Any fiscal stimulus needs to meet two concurrent goals – one, to put more money in the hands of poor households immediately, and two, to identify a pro-poor mechanism of creating productive assets. The government seems to have addressed the first priority, and not quite the second.

Also, it seems quite clear that the government has not based its choices on any calculations of fiscal multiplier in designing this stimulus package. Research shows that whether one considers enhancements to revenue expenditure (recurrent expenses such as cash transfers) or to capital expenditure (that generates a future stream of economic benefits, such as asset creation), the fiscal multiplier is higher when states undertake the expenditure. This should have been the rationale to direct much of this stimulus through state government, and one is not sure this has been considered.

How would all this be funded? The state of the Indian economy is not great. GDP growth is below potential and tax revenue has languished.

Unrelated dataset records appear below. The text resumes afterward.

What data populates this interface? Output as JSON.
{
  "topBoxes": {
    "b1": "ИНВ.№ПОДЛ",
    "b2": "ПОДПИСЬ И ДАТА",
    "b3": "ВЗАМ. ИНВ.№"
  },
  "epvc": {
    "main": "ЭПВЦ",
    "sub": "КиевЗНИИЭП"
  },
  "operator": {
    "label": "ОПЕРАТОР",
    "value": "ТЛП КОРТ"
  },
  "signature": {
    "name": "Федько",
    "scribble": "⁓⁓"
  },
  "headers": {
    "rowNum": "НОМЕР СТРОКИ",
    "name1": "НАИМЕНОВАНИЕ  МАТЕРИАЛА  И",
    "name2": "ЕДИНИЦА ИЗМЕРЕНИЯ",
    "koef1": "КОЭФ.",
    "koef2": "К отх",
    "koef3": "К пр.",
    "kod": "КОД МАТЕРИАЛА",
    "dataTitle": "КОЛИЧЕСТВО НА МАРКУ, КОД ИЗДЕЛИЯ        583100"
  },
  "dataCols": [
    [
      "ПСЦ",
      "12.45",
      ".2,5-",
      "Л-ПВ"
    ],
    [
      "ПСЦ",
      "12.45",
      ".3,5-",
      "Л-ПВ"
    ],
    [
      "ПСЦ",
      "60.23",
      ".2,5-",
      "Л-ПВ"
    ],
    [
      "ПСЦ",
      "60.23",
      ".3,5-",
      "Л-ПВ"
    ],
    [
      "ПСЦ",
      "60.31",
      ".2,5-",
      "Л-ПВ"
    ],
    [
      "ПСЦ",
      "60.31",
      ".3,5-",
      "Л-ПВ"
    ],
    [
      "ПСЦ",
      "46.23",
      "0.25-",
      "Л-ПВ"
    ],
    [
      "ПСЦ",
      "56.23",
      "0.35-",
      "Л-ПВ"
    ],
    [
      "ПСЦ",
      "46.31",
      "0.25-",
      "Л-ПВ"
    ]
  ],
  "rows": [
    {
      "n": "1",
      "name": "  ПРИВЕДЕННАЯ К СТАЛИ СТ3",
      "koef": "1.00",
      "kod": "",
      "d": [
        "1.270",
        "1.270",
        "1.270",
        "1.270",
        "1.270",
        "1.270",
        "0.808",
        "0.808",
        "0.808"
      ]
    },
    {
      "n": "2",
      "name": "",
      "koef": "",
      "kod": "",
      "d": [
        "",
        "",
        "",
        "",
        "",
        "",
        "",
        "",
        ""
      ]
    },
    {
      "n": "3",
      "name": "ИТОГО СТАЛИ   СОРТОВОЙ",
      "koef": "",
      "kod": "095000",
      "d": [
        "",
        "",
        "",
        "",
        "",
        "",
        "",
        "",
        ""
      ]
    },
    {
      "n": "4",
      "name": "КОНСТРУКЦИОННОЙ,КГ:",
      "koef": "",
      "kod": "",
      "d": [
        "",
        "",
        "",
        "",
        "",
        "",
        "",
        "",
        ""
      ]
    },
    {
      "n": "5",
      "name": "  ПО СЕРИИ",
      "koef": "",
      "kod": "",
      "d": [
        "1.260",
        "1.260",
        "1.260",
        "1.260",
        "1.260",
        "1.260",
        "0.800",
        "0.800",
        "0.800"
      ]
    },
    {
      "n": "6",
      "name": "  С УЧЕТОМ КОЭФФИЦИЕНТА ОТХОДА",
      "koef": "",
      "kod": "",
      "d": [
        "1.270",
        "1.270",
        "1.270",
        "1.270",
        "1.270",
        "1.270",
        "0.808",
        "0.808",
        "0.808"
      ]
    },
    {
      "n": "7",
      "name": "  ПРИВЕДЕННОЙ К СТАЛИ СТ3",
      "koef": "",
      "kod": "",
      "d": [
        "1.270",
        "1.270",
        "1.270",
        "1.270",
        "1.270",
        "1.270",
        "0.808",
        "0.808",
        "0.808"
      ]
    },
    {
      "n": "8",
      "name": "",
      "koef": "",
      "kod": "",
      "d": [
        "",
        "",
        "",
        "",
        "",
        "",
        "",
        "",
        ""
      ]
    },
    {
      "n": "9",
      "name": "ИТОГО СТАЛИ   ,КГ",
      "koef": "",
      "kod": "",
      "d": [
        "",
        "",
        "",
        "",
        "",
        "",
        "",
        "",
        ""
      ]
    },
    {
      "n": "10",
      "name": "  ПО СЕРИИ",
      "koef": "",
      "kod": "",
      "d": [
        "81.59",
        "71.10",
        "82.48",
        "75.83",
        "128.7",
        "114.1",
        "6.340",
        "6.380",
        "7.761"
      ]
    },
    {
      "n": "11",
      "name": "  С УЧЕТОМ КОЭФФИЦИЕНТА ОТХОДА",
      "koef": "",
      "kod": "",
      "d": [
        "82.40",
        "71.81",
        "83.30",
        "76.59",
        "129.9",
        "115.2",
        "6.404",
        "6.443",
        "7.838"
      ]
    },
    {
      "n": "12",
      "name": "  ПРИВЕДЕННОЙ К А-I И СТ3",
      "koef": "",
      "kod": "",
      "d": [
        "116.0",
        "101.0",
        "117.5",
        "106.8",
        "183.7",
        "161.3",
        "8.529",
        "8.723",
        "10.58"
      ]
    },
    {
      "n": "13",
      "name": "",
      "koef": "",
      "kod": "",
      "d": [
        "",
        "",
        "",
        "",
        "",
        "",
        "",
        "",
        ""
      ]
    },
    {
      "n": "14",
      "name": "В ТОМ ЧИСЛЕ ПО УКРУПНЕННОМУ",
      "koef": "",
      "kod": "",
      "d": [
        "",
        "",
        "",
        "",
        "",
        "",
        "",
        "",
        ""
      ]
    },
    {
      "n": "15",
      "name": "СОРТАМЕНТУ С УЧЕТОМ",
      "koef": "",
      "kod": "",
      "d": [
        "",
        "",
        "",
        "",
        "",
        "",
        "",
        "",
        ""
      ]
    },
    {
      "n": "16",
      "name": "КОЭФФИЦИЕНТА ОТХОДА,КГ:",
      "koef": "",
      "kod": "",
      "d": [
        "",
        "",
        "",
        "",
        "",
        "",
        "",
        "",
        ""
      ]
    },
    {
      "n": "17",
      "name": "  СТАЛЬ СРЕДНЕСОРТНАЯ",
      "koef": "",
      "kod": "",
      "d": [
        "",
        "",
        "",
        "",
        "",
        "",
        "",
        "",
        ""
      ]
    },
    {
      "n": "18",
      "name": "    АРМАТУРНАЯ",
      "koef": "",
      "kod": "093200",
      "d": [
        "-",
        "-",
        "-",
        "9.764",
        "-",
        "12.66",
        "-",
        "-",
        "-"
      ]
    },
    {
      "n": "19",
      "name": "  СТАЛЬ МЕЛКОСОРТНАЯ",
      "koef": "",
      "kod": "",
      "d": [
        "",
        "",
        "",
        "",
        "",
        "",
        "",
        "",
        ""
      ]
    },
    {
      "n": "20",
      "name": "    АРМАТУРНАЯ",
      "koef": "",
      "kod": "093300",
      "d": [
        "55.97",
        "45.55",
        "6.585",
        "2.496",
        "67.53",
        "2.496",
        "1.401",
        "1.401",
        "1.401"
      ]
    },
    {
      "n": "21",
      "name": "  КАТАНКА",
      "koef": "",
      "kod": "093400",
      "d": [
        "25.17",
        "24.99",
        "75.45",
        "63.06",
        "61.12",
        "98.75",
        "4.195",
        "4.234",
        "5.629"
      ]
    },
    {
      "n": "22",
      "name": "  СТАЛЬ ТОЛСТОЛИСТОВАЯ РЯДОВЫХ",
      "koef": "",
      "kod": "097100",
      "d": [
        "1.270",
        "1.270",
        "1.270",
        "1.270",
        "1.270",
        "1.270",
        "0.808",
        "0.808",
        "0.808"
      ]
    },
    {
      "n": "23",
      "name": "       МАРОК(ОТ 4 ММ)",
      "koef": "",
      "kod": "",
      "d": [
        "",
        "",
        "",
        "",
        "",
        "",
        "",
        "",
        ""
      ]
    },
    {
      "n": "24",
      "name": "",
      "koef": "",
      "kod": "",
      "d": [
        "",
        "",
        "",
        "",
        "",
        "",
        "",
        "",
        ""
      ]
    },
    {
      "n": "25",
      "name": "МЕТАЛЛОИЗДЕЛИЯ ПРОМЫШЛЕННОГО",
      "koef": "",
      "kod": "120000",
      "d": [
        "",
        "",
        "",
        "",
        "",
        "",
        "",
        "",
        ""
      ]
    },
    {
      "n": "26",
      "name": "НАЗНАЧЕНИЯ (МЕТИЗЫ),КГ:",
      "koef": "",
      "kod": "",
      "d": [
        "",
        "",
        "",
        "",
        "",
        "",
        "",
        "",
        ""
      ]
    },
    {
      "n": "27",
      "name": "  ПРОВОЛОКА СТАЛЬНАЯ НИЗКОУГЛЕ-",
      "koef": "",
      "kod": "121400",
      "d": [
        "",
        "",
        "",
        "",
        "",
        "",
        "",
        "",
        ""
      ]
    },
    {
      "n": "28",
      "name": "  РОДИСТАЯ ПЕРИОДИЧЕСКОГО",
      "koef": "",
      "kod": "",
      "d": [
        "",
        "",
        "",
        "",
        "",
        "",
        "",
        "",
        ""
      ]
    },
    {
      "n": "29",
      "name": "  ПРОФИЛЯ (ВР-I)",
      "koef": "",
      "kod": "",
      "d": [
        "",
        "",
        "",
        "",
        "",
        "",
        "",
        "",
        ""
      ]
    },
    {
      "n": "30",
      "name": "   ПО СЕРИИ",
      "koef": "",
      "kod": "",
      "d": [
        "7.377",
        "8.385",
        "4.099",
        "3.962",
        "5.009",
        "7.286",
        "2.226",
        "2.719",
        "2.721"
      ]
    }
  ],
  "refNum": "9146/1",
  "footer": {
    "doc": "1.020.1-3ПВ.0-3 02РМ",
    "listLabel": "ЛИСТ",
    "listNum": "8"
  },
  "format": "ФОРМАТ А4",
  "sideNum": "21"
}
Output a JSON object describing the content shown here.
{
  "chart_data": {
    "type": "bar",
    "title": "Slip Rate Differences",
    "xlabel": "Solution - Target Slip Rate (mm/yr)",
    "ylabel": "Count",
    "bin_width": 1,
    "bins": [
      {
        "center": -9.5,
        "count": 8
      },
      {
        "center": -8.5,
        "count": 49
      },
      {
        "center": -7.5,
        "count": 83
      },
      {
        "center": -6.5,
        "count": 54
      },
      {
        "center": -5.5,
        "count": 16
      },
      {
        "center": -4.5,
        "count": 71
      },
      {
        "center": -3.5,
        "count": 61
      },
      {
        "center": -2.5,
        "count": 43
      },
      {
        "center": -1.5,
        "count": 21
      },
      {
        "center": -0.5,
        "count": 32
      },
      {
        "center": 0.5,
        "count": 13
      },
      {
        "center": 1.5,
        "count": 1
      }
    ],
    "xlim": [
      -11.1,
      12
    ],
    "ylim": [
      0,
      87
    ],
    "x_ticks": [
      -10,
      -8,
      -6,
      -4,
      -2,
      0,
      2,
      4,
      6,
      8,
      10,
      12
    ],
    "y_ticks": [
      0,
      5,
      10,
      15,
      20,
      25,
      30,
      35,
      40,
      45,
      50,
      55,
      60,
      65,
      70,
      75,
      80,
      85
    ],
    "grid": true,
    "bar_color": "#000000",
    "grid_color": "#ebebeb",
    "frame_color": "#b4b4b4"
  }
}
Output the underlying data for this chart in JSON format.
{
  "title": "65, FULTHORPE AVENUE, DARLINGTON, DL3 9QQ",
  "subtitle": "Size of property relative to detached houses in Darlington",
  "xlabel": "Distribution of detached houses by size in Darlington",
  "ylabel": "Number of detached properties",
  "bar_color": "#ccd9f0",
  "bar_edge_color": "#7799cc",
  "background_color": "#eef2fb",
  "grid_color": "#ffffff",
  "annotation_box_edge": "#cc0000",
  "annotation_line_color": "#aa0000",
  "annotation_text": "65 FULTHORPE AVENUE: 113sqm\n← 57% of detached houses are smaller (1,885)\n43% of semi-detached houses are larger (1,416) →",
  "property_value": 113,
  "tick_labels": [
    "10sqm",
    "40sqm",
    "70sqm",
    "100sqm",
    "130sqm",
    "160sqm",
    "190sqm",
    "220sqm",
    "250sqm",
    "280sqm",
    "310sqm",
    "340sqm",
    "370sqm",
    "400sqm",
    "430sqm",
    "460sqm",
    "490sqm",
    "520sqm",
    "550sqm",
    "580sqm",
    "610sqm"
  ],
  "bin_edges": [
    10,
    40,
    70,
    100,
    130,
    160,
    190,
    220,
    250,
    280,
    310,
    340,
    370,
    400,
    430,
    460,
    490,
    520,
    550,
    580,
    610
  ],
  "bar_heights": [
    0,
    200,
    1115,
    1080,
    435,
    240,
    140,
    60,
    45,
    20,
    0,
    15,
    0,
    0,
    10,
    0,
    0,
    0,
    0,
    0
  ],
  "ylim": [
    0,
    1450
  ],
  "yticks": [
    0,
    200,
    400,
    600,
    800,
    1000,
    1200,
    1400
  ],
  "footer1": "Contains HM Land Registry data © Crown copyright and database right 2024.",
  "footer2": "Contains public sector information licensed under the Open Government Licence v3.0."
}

The Reserve Bank of India has announced that growth projections announced earlier are unlikely to come through. Might one suggest that the additional revenue the central government is looking to mop up through increasing excise duty on petrol – around Rs 39,000 crores for this year – could be utilised to partially fund this fiscal stimulus?

However, it would require far more to fund a stimulus of this size. The government would have to look at all options to enhance tax revenue, such as higher tax rates for the super-rich and natural resource rents, while at the same time curtailing expenditure on wasteful subsidies.

World over, this is a crisis that has re-established the writ of the state, and state paternalism is exactly what the doctor ordered. An equitable economic stimulus involves trade-offs and, perhaps most importantly, they represent the social cost of an economic system that has by and large ignored basic public services. It is time to pay up.

This article first appeared on Quartz.